My mind goes back to the Gospels where Luke describes the scene in chapter 22 when Jesus is praying to His Father shortly before He was to be taken and crucified.

39. Jesus went out as usual to the Mount of Olives, and his disciples followed him. 40. On reaching the place, he said to them, “Pray that you will not fall into temptation.” 41. He withdrew about a stone’s throw beyond them, knelt down and prayed, 42. “Father, if you are willing, take this cup from me;”

But He doesn't stop there. He continues:

"Yet not my will, but yours be done.”

Matthew gives us another insight in chapter 26. Jesus didn't ask God once, but twice:

42. Again, for the second time, he went away and prayed, “My Father, if this cannot pass unless I drink it, your will be done.”

So there it is. Jesus is about to face the most grueling death one can imagine. He was going to feel real pain--real, tormenting pain. Yet His prayer was, "Yet not my will, but yours be done." 

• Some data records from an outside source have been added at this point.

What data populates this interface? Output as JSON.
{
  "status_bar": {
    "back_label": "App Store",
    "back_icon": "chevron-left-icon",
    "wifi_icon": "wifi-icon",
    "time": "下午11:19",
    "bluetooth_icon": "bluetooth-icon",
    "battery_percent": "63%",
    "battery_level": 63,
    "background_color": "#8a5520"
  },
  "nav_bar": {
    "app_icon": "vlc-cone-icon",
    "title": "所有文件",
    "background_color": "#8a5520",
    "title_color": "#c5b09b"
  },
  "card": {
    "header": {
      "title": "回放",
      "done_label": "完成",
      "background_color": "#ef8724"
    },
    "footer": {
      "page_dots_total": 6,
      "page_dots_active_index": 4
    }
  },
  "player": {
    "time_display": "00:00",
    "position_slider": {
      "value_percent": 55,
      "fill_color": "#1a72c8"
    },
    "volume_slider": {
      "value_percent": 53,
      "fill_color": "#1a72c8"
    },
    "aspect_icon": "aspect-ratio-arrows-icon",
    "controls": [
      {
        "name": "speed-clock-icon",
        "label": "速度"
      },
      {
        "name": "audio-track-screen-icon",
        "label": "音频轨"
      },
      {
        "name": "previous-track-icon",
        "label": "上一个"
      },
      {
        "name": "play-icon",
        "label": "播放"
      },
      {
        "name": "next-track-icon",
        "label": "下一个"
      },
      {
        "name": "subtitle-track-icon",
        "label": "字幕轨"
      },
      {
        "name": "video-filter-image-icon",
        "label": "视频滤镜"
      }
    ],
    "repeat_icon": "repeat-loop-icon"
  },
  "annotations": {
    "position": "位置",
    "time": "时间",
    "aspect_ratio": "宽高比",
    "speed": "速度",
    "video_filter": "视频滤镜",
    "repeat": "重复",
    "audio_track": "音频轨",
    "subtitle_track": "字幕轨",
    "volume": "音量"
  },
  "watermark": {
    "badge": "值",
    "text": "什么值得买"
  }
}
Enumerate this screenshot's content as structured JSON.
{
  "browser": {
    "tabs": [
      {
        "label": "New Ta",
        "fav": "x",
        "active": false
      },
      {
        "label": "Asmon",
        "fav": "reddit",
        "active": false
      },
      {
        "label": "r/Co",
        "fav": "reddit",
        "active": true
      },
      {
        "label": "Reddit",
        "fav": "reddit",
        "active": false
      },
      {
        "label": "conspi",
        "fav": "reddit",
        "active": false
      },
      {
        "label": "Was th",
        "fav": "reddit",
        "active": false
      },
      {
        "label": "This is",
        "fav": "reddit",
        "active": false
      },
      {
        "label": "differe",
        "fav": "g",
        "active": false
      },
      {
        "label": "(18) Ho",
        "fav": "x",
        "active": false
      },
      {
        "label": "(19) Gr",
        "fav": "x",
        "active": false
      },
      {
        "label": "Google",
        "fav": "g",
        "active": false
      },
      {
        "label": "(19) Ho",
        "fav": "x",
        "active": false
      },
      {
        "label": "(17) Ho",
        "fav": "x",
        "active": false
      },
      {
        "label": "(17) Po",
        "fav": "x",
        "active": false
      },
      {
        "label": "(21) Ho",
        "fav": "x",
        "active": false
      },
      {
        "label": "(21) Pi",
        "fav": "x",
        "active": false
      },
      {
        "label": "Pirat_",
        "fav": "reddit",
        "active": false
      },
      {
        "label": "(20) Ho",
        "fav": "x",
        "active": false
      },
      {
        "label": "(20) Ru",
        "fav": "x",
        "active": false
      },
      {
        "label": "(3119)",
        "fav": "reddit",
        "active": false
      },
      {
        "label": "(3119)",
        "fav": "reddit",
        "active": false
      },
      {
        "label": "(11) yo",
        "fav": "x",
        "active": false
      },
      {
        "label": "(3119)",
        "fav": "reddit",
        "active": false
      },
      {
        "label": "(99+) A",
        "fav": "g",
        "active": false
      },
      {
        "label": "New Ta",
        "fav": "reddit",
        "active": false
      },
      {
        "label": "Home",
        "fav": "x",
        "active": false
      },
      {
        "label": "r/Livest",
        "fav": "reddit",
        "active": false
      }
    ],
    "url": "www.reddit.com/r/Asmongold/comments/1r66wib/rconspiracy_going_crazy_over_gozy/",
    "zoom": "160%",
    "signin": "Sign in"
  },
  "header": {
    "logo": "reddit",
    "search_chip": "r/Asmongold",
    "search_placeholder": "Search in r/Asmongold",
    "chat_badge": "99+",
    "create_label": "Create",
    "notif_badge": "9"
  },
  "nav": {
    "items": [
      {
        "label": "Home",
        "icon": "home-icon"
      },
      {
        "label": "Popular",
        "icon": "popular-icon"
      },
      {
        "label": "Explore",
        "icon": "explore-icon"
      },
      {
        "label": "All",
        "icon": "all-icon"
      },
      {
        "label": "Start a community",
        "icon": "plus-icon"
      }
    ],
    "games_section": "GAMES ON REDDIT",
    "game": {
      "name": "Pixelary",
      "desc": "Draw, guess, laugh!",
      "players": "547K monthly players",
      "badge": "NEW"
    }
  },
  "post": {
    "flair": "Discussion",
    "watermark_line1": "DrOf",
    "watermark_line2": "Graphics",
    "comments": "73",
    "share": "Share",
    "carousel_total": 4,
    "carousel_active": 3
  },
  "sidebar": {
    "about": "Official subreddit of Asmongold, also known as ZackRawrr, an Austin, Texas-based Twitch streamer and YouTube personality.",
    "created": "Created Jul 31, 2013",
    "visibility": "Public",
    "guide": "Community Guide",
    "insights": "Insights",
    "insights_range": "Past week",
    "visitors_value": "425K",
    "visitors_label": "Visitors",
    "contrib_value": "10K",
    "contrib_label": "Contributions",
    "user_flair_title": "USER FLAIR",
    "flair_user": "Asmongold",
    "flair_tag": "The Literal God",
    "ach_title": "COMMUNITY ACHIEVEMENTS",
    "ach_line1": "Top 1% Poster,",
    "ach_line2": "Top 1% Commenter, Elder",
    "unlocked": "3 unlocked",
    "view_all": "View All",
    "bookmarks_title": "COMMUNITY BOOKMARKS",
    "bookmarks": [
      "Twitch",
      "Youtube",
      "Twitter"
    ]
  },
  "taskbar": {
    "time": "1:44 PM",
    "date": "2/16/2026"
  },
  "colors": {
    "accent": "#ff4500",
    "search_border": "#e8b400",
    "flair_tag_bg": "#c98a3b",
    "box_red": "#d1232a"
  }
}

God spoke to me very clearly on this one evening as I rocked Elliott to sleep. It was almost as if He was looking at Elliott with me when I felt His Spirit say to me once again, "Pray according to My will, not your own."

Again, I didn't want to hear that.

Why was I so resistant?

Because I know what my will is. I know that if it were up to me, Elliott would never hurt, never cry, never be in pain... and neither would I. But I don't know what God has. I don't know God's plan for his life.

For a long time, I still refused to pray that way. I didn't want to let go because I was afraid that as soon as I did, something bad would happen. Something out of my control.

Then I took another look at the example that Christ gives us when He was praying to His Father. He didn't pray, thanking God for the pain He was about to suffer. He didn't pray that God would carry through with the plan. He prayed that God would take it away. But the key is, he went on to say, "Yet not my will, but yours be done."

It hit me. It's OK to pray that God protect my child and keep Him healthy... as long I'm willing to accept that He may not do that. And that is faith. That is faith because I'm trusting in the fact that God is good and God is sovereign. That indeed He does have a plan for Elliott's life and it's a good one. It may not look like what I have in mind, but if it were up to me, Jesus wouldn't have had to die on the cross. To my human mind, that's not fair.

But to God, it was good.

God sees the big picture. He sees a humanity that is utterly lost and broken. A people that need a Savior and redemption. A people that are empty and fallen. And He loved us so much that He didn't take that cup from Jesus but followed through so that you and I could know Him and the power of His resurrection.

And that is good.

So now, I pray differently. I don't pray for health and wealth for Elliott. My prayer goes a little something like this:

"God, thank you for this beautiful boy that you have entrusted to me. Thank you for loving Elliott enough to send your Son to die so that he has hope. Please use this little life to glorify You. Whatever that looks like, whatever that may be, I want his life to glorify You. I know that you have a plan for his life and that it's a good one. It may not be what I would choose, but it's a good one that will honor You. I want him to be healthy and strong and happy. Yet not my will, but Yours be done."

If I'm honest, I don't pray this every day. Some days I can't because I don't really mean it. I'm still holding on to my pride, thinking that I know what's best for him.

But each time God ever so gently reminds me of the beautiful story of a Savior who wanted the will of His Father more than His very life and the redemption that followed when He surrendered knowing that God's will was the best.



2 comments:

  1. Thank you so much for this. Chronic health problems brought us home from the mission field, and it gets hard sometimes when people assume that if I had enough faith it would all go away and I do what I feel called to do. Amazingly, I'm finding that knowing God is even bigger than being "called" by God, and what my heart wants to do isn't always what glorifies Him most. Broken, less, often feeling useless, His strength is made perfect in my weakness. He can do more with my less than I ever could with what I thought was more. Thank you for that important reminder today. Maybe if I learn it myself I can start praying it for my children despite my fears.